AMP, one of the earliest innovators in AI-driven sortation, introduced high-powered jet systems. “It’s capable of making thousands of picks per minute on conveyer belts that move at speeds of 600 feet-per-minute,” Chase Brumfield – site reliability engineering manager of AMP, told me. In addition to consuming just a fraction of the manual effort, these systems need minimal downtime, vastly improving the throughput of waste facilities.
Additionally, intelligent sorting systems can unlock novel value-creation opportunities. For example, if a buyer is looking for a specific type of recycled plastic material, say a white-colored, post-consumer polypropylene – this is possible thanks to AI-driven sortation systems that can see, remember, and act by separating the desired type of waste in real-time.
How AI can help build a sustainable future
Meeting sustainability goals calls for an ability to benchmark and track performance. “Without the ability to measure our country’s baseline recycling performance, it’s near impossible to make progress on it,” says Rebecca Hu.

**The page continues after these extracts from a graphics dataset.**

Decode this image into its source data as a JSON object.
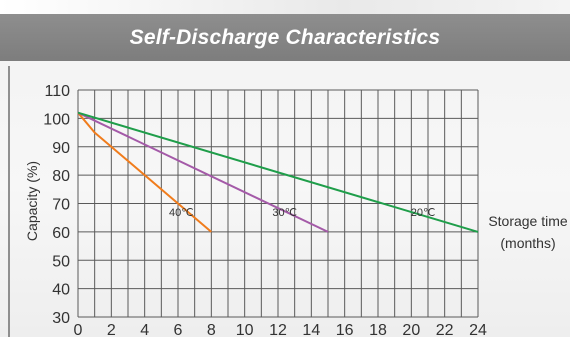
{
  "chart_data": {
    "type": "line",
    "title": "Self-Discharge Characteristics",
    "ylabel": "Capacity (%)",
    "xlabel": "Storage time",
    "xlabel_unit": "(months)",
    "xlim": [
      0,
      24
    ],
    "ylim": [
      30,
      110
    ],
    "x_ticks": [
      0,
      2,
      4,
      6,
      8,
      10,
      12,
      14,
      16,
      18,
      20,
      22,
      24
    ],
    "y_ticks": [
      30,
      40,
      50,
      60,
      70,
      80,
      90,
      100,
      110
    ],
    "grid": true,
    "legend": "none",
    "series": [
      {
        "name": "40℃",
        "color": "#f07c1c",
        "points": [
          [
            0,
            102
          ],
          [
            1,
            95
          ],
          [
            8,
            60
          ]
        ],
        "label_at": [
          6.2,
          67
        ]
      },
      {
        "name": "30℃",
        "color": "#a45aa8",
        "points": [
          [
            0,
            102
          ],
          [
            15,
            60
          ]
        ],
        "label_at": [
          12.4,
          67
        ]
      },
      {
        "name": "20℃",
        "color": "#1f9e4a",
        "points": [
          [
            0,
            102
          ],
          [
            24,
            60
          ]
        ],
        "label_at": [
          20.7,
          67
        ]
      }
    ]
  }
}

The ability to track recyclables at a never-before-seen level of granularity can act as a source of truth. This can help measure progress across recyclers, brands, policymakers, and other players in the circular economy as we work towards our sustainability goals. This remarkable ability of AI-driven sorting systems could catalyze progress towards the US National Recycling Goal of 50% recycling rate by 2030.
We must remember that solving the waste management crisis requires more than just technology. Individuals must play their part by disposing of waste responsibly and adhering to the principles of reduce, reuse, and recycle. Simple actions by each of us, such as separating recyclables from general waste, composting organic materials, and reducing single-use plastics, can make a substantial difference.
By combining AI-driven solutions with responsible human behavior, we can significantly reduce the amount of waste ending up in landfills and move towards a more sustainable future.